Sei dies im Namen der Prüderie, der Homophobie oder der gängigen Körperästhetik – Filmwerber haben offenbar das Gefühl, nur dann mehrheitsfähig zu sein, wenn sie ohne Minderheiten auskommen. Acht Beispiele.

12.01.15, 20:25 13.01.15, 10:58

1. «Pride»: Aus Schwulen und Lesben werden «Aktivisten»

So sieht es im Film wirklich aus.
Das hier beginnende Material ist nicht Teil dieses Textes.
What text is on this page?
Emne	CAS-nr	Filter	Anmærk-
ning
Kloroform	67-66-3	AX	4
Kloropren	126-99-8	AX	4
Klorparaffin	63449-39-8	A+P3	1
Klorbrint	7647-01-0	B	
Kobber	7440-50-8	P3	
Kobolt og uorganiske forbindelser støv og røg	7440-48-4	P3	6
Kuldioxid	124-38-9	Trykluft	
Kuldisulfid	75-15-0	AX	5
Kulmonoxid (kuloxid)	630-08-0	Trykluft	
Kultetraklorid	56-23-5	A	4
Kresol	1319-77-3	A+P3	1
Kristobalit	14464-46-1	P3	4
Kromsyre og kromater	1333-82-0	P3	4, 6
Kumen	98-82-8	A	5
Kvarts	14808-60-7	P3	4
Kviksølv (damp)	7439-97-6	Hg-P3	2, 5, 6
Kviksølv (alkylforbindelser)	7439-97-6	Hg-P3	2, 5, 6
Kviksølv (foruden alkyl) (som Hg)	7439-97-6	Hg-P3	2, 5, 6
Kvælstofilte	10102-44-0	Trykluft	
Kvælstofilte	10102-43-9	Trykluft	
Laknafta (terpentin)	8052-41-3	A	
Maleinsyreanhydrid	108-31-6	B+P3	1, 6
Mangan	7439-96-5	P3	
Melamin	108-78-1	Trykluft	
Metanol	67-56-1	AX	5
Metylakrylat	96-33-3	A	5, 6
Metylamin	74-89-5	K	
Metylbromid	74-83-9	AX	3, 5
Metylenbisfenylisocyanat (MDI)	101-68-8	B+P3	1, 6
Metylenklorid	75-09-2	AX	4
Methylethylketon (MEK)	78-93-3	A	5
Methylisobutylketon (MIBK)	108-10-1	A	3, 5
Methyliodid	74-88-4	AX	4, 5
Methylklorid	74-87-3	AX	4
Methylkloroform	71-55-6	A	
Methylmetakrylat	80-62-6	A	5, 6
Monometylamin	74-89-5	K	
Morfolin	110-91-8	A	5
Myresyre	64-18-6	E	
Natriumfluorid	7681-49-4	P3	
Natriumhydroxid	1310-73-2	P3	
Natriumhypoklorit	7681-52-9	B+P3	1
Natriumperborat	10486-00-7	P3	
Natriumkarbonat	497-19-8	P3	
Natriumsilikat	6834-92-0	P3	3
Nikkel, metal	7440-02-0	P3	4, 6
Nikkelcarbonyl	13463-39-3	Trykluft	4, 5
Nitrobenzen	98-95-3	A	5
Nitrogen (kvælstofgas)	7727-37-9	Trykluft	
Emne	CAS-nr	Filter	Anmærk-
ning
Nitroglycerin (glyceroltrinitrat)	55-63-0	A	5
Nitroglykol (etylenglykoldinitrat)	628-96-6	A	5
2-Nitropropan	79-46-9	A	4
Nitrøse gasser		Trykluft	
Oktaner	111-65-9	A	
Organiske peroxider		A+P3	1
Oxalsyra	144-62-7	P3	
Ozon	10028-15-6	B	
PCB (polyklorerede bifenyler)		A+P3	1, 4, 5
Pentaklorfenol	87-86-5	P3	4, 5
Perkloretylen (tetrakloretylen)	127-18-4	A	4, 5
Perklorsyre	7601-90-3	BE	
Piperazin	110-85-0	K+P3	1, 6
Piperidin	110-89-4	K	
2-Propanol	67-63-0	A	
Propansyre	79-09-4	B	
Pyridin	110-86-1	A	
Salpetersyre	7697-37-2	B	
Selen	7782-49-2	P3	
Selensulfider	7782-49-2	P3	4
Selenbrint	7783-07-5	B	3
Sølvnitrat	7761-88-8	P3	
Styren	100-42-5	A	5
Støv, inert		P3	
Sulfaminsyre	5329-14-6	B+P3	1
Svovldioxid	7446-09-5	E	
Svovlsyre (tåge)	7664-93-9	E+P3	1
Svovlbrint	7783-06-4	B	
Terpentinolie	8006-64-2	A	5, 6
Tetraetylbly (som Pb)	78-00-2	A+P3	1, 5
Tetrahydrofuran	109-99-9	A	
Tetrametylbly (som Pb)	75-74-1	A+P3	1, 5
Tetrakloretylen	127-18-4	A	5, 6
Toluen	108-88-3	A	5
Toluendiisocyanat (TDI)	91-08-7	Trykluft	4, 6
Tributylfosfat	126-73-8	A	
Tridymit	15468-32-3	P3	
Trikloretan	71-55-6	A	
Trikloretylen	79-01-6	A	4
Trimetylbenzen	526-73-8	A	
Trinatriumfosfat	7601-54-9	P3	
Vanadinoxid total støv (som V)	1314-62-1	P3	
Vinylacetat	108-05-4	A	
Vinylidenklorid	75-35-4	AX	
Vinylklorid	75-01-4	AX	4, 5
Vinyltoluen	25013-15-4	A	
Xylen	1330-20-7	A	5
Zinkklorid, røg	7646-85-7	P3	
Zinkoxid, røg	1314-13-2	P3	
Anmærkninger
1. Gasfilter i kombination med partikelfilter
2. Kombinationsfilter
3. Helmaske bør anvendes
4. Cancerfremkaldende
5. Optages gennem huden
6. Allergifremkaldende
Schwule und Lesben unterstützen die Minenarbeiter ...

Die britische Plakat-Version: «Lesbians & Gays support the Miners!» Bild: Nicola Dove

... aber nicht auf der DVD-Hülle.

Die amerikanische Plakat-Version: «Eine Gruppe von Londoner Aktivisten unterstützen die Minenarbeiter!» Bild: via theguardian

«Pride» ist eine britische Komödie von Matthew Warchus, die auf einer wahren Begebenheit beruht: 1984 reist eine Gruppe sehr lauter und sehr homosexueller Aktivisten in ein kleines walisisches Bergdorf, um die dort ansässigen Minenarbeiter in ihrem Streik gegen Margaret Thatchers Politik zu unterstützen. 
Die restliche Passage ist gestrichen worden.